Open source software promises the ultimate in customisation and flexibility by providing users with access to source code. Few users, however, ever make use of source code. And, those users who do quickly learn that open source software rarely guarantees API stability, and they are tasked with constantly tracking changes to critical pieces of their infrastructure. Commercial software vendors can help to reduce this risk by making API stability an explicit goal of the software design guaranteeing future support for public APIs. Having that guarantee enables customers to build and customise an infrastructure around an open commercial software solution and reduces the long-term risks associated with building such an infrastructure.
The healthcare industry can use data analysis software to stem the rising tide of data into actionable intelligence and fact-based decisions. Changes in the organisational structure of many healthcare companies pose a significant challenge to software vendors. Successful solutions must strike a balance between flexibility and ease of use, present sophisticated statistical methods in intuitive and simple terms and scale to handle billions of data points. Going forward, successful translational medicine initiatives will depend on an organisation’s ability to include biologists and medical practitioners in the analysis of molecular profiling data. By combining sophisticated statistical tools with interactive and intuitive visualisations in an open and scalable system, software systems are positioned uniquely to address the challenges of deriving knowledge and intelligence from ever-growing and increasingly-complex biological data sets.

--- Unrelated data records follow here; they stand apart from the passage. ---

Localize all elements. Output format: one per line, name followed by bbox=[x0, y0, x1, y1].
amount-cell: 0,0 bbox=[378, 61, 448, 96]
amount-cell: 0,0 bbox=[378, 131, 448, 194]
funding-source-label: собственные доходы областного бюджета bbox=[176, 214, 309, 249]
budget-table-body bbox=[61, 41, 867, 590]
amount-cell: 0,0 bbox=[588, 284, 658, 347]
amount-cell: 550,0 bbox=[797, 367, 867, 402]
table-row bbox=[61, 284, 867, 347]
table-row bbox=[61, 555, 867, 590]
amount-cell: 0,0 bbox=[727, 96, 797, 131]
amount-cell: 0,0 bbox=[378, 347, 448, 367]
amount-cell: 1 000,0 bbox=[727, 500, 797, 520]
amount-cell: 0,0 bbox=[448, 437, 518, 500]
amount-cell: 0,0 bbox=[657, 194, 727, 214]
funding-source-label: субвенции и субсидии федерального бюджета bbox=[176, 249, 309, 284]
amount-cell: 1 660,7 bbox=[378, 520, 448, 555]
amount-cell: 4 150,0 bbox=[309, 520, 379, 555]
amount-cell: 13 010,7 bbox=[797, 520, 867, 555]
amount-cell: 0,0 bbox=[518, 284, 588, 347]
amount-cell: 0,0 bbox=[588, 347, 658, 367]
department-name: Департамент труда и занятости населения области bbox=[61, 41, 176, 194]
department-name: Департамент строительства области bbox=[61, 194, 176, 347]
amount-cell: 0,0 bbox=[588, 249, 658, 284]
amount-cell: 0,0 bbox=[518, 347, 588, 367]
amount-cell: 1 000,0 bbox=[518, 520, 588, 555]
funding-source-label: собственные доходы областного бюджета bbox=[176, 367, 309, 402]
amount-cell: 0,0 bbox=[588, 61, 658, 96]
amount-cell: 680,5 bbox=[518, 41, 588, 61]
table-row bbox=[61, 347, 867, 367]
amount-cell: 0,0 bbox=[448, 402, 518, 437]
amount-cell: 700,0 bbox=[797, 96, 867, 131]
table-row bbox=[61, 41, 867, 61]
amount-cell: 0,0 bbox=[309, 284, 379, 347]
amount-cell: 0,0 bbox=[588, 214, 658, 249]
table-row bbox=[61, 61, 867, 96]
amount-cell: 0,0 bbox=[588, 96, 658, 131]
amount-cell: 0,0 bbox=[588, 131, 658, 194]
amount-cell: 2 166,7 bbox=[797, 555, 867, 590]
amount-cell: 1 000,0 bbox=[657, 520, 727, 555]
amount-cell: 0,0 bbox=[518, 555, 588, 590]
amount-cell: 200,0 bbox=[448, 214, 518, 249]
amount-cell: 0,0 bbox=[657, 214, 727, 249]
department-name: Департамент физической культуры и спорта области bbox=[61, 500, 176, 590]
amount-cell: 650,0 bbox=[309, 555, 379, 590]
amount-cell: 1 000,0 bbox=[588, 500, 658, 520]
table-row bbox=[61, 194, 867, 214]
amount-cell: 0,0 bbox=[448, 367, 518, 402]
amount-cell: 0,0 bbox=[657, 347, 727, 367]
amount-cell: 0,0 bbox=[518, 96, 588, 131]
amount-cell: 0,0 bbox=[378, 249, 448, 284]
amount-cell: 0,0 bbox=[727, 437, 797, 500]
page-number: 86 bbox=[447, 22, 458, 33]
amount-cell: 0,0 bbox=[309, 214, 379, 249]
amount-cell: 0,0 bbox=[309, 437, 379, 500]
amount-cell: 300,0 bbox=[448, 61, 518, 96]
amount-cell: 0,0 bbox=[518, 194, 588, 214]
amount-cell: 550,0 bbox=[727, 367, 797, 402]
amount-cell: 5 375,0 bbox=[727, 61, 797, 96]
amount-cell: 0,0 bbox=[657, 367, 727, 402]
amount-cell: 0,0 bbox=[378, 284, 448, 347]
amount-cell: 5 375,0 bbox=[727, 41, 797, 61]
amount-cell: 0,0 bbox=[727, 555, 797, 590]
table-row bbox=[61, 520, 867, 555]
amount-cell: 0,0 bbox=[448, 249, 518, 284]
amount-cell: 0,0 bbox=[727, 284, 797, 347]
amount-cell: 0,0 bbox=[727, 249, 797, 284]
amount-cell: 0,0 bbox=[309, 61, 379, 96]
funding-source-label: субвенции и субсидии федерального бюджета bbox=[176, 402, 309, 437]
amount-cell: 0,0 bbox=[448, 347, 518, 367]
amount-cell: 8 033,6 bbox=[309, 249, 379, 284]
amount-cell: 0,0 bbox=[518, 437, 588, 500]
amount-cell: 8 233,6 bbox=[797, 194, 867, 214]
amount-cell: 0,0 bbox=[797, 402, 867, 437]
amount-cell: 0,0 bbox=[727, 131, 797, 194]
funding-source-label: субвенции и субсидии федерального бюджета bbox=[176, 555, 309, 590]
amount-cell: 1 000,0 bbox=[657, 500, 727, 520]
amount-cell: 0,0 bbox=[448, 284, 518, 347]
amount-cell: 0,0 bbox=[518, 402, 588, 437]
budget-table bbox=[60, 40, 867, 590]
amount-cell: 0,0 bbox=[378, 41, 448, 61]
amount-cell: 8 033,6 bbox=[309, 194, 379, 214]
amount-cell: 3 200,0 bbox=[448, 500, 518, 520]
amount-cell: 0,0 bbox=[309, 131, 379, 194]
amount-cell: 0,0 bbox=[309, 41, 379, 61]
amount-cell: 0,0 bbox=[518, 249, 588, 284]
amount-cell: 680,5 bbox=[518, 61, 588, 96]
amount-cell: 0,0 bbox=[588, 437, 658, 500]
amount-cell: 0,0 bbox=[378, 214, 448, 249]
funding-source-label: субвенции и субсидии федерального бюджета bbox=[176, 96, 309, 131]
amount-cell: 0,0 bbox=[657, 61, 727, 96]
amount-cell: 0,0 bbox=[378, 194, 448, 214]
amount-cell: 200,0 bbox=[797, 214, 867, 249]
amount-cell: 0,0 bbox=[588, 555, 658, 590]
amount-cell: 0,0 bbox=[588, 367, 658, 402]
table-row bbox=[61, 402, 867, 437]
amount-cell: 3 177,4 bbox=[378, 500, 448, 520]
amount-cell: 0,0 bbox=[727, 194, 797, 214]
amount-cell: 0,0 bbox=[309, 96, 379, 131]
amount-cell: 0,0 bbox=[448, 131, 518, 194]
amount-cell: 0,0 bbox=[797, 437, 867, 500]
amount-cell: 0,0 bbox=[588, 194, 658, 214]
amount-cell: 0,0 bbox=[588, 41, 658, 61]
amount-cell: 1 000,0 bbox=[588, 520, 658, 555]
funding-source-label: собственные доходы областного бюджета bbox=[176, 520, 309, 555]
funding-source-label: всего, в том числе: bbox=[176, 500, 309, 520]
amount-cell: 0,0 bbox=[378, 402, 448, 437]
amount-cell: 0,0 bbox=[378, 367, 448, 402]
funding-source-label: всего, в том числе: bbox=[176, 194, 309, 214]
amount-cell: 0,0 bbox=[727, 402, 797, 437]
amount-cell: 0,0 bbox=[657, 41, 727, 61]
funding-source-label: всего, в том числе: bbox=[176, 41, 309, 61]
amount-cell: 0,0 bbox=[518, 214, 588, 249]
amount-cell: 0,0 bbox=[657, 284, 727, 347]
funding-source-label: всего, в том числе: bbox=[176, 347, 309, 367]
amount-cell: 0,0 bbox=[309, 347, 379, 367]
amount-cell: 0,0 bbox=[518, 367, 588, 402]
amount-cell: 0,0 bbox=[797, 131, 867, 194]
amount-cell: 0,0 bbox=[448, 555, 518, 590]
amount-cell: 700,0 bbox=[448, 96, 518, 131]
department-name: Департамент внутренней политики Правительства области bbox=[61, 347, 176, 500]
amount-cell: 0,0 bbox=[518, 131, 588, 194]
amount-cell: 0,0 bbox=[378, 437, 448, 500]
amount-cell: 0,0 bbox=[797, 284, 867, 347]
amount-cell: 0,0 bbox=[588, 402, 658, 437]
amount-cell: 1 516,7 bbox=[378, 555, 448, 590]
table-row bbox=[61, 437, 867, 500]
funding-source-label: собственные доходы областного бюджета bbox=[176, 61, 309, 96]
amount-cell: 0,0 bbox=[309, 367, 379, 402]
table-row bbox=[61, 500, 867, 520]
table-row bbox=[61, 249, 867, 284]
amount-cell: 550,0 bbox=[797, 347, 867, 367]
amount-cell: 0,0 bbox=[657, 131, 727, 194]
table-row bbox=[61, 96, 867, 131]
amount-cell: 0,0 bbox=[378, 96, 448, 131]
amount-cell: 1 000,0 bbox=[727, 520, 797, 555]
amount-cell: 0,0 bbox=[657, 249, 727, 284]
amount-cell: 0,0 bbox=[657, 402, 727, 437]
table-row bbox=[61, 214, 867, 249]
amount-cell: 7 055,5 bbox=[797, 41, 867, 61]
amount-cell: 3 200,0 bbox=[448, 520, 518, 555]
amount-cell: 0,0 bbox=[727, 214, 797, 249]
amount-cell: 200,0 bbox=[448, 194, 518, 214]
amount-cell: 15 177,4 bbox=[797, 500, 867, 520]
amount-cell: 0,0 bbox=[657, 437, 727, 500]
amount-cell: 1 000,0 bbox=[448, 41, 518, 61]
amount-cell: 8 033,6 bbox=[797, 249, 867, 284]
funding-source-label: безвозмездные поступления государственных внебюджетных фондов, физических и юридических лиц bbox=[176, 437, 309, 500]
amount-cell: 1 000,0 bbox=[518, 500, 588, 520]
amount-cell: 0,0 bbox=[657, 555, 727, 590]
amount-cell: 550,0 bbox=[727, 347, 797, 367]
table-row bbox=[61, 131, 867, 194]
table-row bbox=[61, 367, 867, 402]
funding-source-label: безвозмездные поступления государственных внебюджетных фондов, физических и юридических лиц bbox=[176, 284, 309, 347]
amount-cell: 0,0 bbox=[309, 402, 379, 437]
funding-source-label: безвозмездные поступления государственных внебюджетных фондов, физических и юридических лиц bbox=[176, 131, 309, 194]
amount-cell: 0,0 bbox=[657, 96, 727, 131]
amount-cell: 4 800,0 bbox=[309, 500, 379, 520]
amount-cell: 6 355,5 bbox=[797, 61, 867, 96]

Dr Jens Hoefkens is head of the Genedata Expressionist® business unit of Genedata. Since joining Genedata in 2002, he has been instrumental in establishing Genedata Expressionist as the leading platform for biomarker discovery and omics-based lifescience research. With a product vision for ‘integrated data analysis’, he managed the initial merging of transcriptomics and proteomics product lines. Leading all ongoing business and development activities for Genedata Expressionist, he also spearheads the development of Genedata Analyst™, an integrated statistical and data analysis platform with advanced visualisation capabilities. Having led Genedata USA Professional Services practice, Dr Hoefkens has a deep understanding of customer requirements, which helps to advance Genedata solutions and enrich the customer experience in lifesciences research. He earned a dual PhD in Mathematics and Physics from Michigan State University.